Robert J. Campos, a former Maricopa County sex-crimes prosecutor, was skeptical of the investigation.
"As far as a criminal case, I think it's a real stretch," said Campos, now a defense attorney.
Arizona's indecent-exposure statute technically applies, but prosecutors had to decide whether they wanted to intervene when it was unclear the boys were traumatized and the couple didn't appear to have sexual motivations, Campos said.
"I just think it's an issue of sensitivity as parents and using good judgment and realizing that this is very embarrassing for the boys," Campos said. "I think it's a real slippery slope when the government wants to dictate to a parent that they can't be nude in their own home."
As police and prosecutors wrangled over the legal issue, the case raised questions about the nudist lifestyle and parenting.

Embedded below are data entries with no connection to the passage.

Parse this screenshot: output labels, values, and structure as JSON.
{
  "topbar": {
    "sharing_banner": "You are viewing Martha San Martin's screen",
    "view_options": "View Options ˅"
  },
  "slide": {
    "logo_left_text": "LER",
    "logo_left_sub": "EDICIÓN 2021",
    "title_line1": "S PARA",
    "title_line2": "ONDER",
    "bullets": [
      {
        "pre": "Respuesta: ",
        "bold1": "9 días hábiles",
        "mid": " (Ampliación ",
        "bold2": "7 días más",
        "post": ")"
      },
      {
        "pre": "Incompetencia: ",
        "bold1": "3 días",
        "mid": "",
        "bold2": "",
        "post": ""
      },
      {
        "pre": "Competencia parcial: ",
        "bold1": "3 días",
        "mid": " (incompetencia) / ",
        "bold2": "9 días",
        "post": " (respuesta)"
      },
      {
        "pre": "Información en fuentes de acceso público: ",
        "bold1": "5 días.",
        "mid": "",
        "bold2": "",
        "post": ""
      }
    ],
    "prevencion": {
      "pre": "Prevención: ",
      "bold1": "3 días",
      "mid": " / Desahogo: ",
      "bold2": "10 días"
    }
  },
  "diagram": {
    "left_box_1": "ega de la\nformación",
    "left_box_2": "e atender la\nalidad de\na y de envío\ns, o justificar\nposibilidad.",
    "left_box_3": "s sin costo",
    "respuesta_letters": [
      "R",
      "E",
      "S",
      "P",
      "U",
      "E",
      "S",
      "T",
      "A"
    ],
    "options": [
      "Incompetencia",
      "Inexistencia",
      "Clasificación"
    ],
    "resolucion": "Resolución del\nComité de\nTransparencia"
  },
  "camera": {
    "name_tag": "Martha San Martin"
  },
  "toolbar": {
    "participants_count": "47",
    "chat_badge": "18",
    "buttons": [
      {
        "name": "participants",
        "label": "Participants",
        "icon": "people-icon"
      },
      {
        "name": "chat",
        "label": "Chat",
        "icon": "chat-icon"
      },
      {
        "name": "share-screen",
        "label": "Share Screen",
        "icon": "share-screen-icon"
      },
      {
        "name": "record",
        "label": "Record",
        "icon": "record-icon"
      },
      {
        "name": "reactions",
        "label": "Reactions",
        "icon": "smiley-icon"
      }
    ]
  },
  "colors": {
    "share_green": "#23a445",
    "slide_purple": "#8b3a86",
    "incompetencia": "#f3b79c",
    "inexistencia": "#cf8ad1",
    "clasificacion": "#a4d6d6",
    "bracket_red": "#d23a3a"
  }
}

Practicing nudists acknowledge it's a controversial lifestyle, especially when children haven't been raised in it.
"We do believe that respecting boundaries and communicating is critical to a successful nude-recreation experience," said Erich Schuttauf, executive director of the American Association for Nude Recreation.
He said parents who decide to try out naturist activities or to visit a resort should talk to their children first. If a child seems uncomfortable, parents should let the child's views dictate their plans.

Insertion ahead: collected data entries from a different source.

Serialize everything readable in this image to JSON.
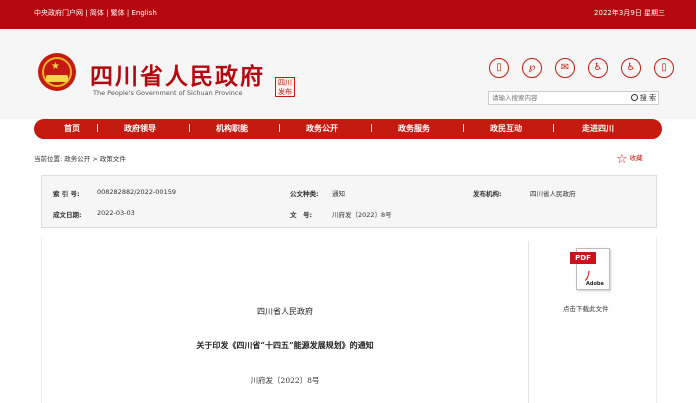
{
  "topbar": {
    "portal": "中央政府门户网",
    "simplified": "简体",
    "traditional": "繁体",
    "english": "English",
    "sep": "|",
    "date": "2022年3月9日 星期三"
  },
  "header": {
    "title": "四川省人民政府",
    "subtitle": "The People's Government of Sichuan Province",
    "seal_text": "四川发布",
    "search_placeholder": "请输入搜索内容",
    "search_button": "搜 索"
  },
  "tools": [
    {
      "icon": "mobile-icon",
      "glyph": "▯"
    },
    {
      "icon": "weibo-icon",
      "glyph": "℘"
    },
    {
      "icon": "wechat-icon",
      "glyph": "✉"
    },
    {
      "icon": "accessibility-icon",
      "glyph": "♿"
    },
    {
      "icon": "elderly-mode-icon",
      "glyph": "♿"
    },
    {
      "icon": "exit-icon",
      "glyph": "▯"
    }
  ],
  "nav": {
    "items": [
      "首页",
      "政府领导",
      "机构职能",
      "政务公开",
      "政务服务",
      "政民互动",
      "走进四川"
    ],
    "sep": "|"
  },
  "breadcrumb": "当前位置: 政务公开 > 政策文件",
  "favorite_label": "收藏",
  "meta": {
    "index_label": "索 引 号:",
    "index_value": "008282882/2022-00159",
    "type_label": "公文种类:",
    "type_value": "通知",
    "issuer_label": "发布机构:",
    "issuer_value": "四川省人民政府",
    "date_label": "成文日期:",
    "date_value": "2022-03-03",
    "docno_label": "文　号:",
    "docno_value": "川府发〔2022〕8号"
  },
  "document": {
    "org": "四川省人民政府",
    "title": "关于印发《四川省“十四五”能源发展规划》的通知",
    "number": "川府发〔2022〕8号"
  },
  "download": {
    "pdf_tag": "PDF",
    "adobe": "Adobe",
    "label": "点击下载此文件"
  },
  "colors": {
    "brand_red": "#b5080e",
    "nav_red": "#c41a0f"
  }
}
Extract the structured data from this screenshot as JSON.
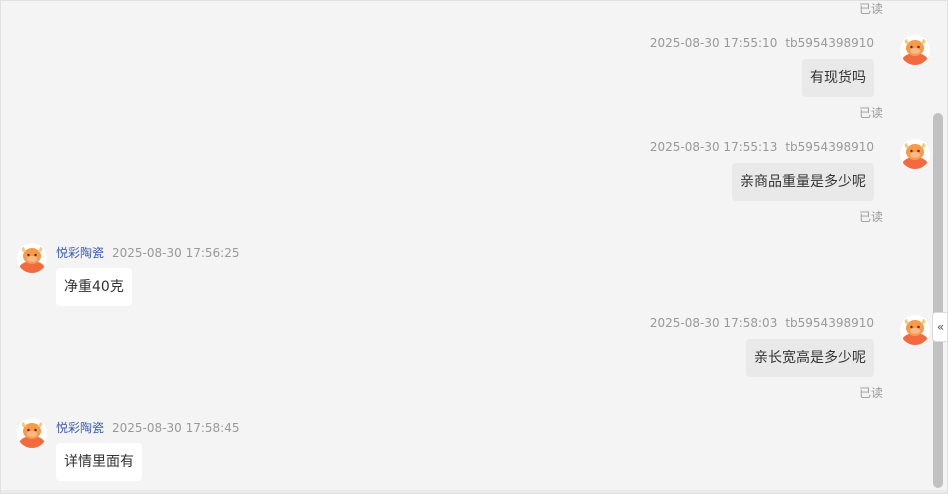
{
  "messages": [
    {
      "id": "m0",
      "direction": "out",
      "read_status": "已读"
    },
    {
      "id": "m1",
      "direction": "out",
      "timestamp": "2025-08-30 17:55:10",
      "sender": "tb5954398910",
      "text": "有现货吗",
      "read_status": "已读"
    },
    {
      "id": "m2",
      "direction": "out",
      "timestamp": "2025-08-30 17:55:13",
      "sender": "tb5954398910",
      "text": "亲商品重量是多少呢",
      "read_status": "已读"
    },
    {
      "id": "m3",
      "direction": "in",
      "sender": "悦彩陶瓷",
      "timestamp": "2025-08-30 17:56:25",
      "text": "净重40克"
    },
    {
      "id": "m4",
      "direction": "out",
      "timestamp": "2025-08-30 17:58:03",
      "sender": "tb5954398910",
      "text": "亲长宽高是多少呢",
      "read_status": "已读"
    },
    {
      "id": "m5",
      "direction": "in",
      "sender": "悦彩陶瓷",
      "timestamp": "2025-08-30 17:58:45",
      "text": "详情里面有"
    }
  ],
  "collapse_toggle": {
    "glyph": "«",
    "icon": "double-chevron-left-icon"
  },
  "avatar_icon": "cartoon-cow-avatar",
  "colors": {
    "background": "#f4f4f4",
    "bubble_out": "#e9e9e9",
    "bubble_in": "#ffffff",
    "nickname": "#3b5bb3",
    "meta": "#999999",
    "scrollbar": "#c1c1c1"
  }
}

The El Mirage case involves issues that extend beyond a parent's decision to practice nudism. Tough questions, legal and societal, arise when a parent promotes a certain lifestyle or makes a controversial choice for the child.
Members of a fundamentalist religion may encourage their young daughters to marry older men with multiple wives. Parents may treat their child's cancer with alternative medicine rather than chemotherapy because of religious beliefs. Parents may opt to have their children skip flu shots. A divorced parent may allow a significant other with a criminal history to move into the house.
Legal experts and child psychologists say it's difficult to decide when authorities should intervene.
A child may be unaware his lifestyle is outside the norm and may be more traumatized if an outsider comments or if his parents are arrested, said Vicki Panaccione, a Florida-based child psychologist who specializes in parent-child relationships. "(That) the kids feel safe, secure and taken care of is sometimes more important than the decision that's made," she said.
Still, a child's discomfort should never be ignored, Panaccione said.
Alan E. Kazdin, a child psychologist and director of Yale University's Parenting Center and Child Conduct Clinic, agrees.
Children who are uncomfortable with their parents' lifestyles are more likely to engage in risky behavior, spend more time outside the home and keep secrets from their parents, he said.
Government regulations don't exist for every possible aspect of being a good parent.
A mother might lay her baby on his stomach, despite studies that show it puts the child at greater risk for sudden infant death syndrome. No law exists to stop or punish the parent.
But more government regulations for parents would be considered controversial in a nation that prides itself on myriad freedoms, said Campos, the former prosecutor.
"Part of being free means accepting the possible harm that comes with it," he said. "You just can't legislate the harm out of the world."
Four months after police turned the nudist case over to the Maricopa County Attorney's Office, prosecutors gave police their answer.
The mother and the stepfather will not be arrested or prosecuted.